4. [bedrijf A] betoogt verder dat, indien zij wel als werkgever moet worden aangemerkt, de boete onevenredig hoog is en moet worden gematigd. [bedrijf A] voert aan dat het vanzelfsprekend is dat kinderen hun ouders helpen en dat het aldus verrichten van arbeid de wetgever niet voor ogen heeft gestaan bij de totstandkoming van de Wav. [bedrijf A] zal verder als gevolg van de boete in een zodanig slechte financiële situatie komen te verkeren, dat de vennoten onder de bijstandsnorm zullen moeten leven. Bovendien zijn de werkzaamheden die [vreemdeling 2] heeft verricht van incidentele aard en heeft de staatssecretaris hiermee ten onrechte geen rekening gehouden, aldus [bedrijf A].

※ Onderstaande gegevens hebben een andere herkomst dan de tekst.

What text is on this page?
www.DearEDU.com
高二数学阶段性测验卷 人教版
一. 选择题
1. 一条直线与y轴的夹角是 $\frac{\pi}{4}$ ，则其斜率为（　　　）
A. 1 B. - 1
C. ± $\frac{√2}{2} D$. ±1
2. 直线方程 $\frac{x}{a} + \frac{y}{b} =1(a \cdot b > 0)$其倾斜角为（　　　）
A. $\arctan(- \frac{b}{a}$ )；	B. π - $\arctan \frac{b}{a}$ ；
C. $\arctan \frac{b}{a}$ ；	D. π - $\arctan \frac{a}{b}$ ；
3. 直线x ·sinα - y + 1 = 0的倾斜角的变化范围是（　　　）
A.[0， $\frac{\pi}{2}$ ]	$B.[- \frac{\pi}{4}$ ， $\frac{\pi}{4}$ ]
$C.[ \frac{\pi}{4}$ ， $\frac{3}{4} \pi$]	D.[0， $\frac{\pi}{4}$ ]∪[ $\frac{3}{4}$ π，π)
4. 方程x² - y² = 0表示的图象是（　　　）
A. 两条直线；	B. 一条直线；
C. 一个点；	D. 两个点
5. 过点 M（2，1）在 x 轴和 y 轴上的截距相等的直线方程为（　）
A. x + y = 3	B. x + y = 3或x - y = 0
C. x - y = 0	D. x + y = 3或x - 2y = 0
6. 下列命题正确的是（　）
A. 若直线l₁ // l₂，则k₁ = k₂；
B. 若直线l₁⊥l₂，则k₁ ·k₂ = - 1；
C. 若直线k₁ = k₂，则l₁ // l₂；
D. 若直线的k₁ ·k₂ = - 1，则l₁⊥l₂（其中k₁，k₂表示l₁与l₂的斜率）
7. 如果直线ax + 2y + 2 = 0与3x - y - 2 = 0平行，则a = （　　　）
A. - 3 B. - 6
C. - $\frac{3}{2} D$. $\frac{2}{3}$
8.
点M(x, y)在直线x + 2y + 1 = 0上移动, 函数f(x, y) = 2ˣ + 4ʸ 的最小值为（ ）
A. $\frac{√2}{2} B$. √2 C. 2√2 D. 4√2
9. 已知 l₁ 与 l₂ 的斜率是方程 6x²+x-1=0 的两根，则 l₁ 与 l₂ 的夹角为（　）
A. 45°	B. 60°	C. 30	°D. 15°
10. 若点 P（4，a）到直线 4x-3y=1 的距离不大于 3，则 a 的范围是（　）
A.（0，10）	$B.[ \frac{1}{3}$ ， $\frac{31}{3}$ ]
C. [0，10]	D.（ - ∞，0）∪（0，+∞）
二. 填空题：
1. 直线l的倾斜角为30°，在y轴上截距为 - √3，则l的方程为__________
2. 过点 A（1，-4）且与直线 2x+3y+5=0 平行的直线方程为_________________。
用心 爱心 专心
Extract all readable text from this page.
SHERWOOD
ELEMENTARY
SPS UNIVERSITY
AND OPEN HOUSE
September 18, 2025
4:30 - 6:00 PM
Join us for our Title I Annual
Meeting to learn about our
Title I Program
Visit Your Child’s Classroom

4.1. Het gaat bij het opleggen van een boete wegens overtreding van artikel 2, eerste lid, van de Wav om de aanwending van een discretionaire bevoegdheid van de staatssecretaris. De staatssecretaris moet bij de aanwending van deze bevoegdheid, ingevolge artikel 5:46, tweede lid, van de Algemene wet bestuursrecht, de hoogte van de boete afstemmen op de ernst van de overtreding en de mate waarin deze aan de overtreder kan worden verweten. Daarbij moet rekening worden gehouden met de omstandigheden waaronder de overtreding is gepleegd.
Ingevolge de verplichting hem opgelegd in artikel 19d, zesde lid, van de Wav, heeft de staatssecretaris beleidsregels vastgesteld waarin de boetebedragen voor de overtredingen zijn vastgesteld. Ook bij de toepassing van deze beleidsregels en de daarin vastgestelde boetebedragen dient de staatssecretaris in elk voorkomend geval te beoordelen of die toepassing strookt met de hiervoor bedoelde eisen die aan de aanwending van de bevoegdheid tot het opleggen van een boete moeten worden gesteld. Indien dat niet het geval is, dient de boete, in aanvulling op of in afwijking van het beleid, zodanig te worden vastgesteld dat deze evenredig is.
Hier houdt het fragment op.